Generally, the answer is that political considerations are prioritized above desires for a simple tax system. One of the most prevalent sales tax exemptions among states is the “grocery” exemption: 38 states and the District of Columbia carve out full or partial sales tax exemptions for goods classified as groceries.

Proponents of grocery exemptions argue that taxing necessities like food and beverages is unfair to individuals with lower incomes, who spend a larger portion of their earnings on groceries than those with more discretionary income.[1]

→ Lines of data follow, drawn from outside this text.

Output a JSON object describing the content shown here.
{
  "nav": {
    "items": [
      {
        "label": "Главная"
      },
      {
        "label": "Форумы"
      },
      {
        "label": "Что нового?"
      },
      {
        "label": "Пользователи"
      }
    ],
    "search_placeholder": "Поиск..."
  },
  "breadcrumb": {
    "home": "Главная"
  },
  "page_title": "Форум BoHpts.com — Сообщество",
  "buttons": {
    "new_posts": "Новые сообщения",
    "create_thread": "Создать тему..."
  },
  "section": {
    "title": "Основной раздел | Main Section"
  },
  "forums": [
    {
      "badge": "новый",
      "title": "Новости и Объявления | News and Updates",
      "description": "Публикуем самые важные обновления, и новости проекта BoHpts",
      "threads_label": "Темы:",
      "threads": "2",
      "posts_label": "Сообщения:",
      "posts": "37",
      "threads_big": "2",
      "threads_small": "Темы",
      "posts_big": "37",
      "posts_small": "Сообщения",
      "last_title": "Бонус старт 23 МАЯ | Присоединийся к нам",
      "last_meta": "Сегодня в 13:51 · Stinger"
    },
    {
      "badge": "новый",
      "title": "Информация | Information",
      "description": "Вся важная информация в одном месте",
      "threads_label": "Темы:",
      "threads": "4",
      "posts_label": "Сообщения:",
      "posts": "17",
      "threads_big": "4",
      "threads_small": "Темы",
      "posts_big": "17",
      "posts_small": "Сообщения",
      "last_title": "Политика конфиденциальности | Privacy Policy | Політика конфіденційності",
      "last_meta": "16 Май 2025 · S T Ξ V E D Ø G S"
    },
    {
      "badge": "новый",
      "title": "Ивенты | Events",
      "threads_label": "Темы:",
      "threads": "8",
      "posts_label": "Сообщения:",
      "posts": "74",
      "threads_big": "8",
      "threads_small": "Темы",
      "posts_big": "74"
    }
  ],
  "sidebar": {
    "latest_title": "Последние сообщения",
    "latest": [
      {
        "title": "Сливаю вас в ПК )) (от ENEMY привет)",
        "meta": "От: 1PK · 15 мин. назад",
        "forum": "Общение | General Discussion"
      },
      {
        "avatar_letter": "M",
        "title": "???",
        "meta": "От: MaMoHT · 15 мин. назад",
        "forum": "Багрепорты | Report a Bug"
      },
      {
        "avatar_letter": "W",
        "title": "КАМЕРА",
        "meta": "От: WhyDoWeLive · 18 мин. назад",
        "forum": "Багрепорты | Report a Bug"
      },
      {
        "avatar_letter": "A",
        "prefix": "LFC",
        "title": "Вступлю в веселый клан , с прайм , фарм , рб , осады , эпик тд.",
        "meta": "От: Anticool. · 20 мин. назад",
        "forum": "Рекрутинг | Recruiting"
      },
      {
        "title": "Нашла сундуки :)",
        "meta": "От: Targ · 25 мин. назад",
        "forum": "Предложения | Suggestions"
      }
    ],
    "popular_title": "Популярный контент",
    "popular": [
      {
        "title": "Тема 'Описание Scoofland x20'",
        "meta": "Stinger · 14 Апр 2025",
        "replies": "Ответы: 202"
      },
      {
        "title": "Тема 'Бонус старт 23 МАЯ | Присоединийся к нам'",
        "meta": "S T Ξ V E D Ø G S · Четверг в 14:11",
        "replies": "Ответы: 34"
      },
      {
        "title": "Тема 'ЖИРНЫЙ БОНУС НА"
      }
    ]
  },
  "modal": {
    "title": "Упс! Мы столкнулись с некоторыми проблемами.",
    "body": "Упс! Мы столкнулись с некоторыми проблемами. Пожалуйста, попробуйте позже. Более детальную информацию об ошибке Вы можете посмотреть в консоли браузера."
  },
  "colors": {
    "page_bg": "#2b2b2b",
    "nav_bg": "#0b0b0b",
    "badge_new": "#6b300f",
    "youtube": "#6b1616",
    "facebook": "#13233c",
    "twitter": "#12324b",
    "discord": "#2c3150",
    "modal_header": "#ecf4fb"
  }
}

While grocery exemptions are well-intended, implementation of these policies has proven cumbersome. Many states, in their effort to remain consistent with the “necessity” argument while recouping lost revenue, have clawed back their grocery exemptions for certain “nonessential” food products. Candy and soda are common targets for exclusion due to their perceived lack of nutritional value. Among the states with full or partial grocery exemptions, 62 percent exclude either candy or soda from the exemption, meaning those products are subject to sales tax.[2]

While the desire among states to exempt necessities from the sales tax base is understandable, haphazardly applying the sales tax to some consumables while exempting others makes tax compliance that much more difficult and might not best serve those citizens these policies are designed to help.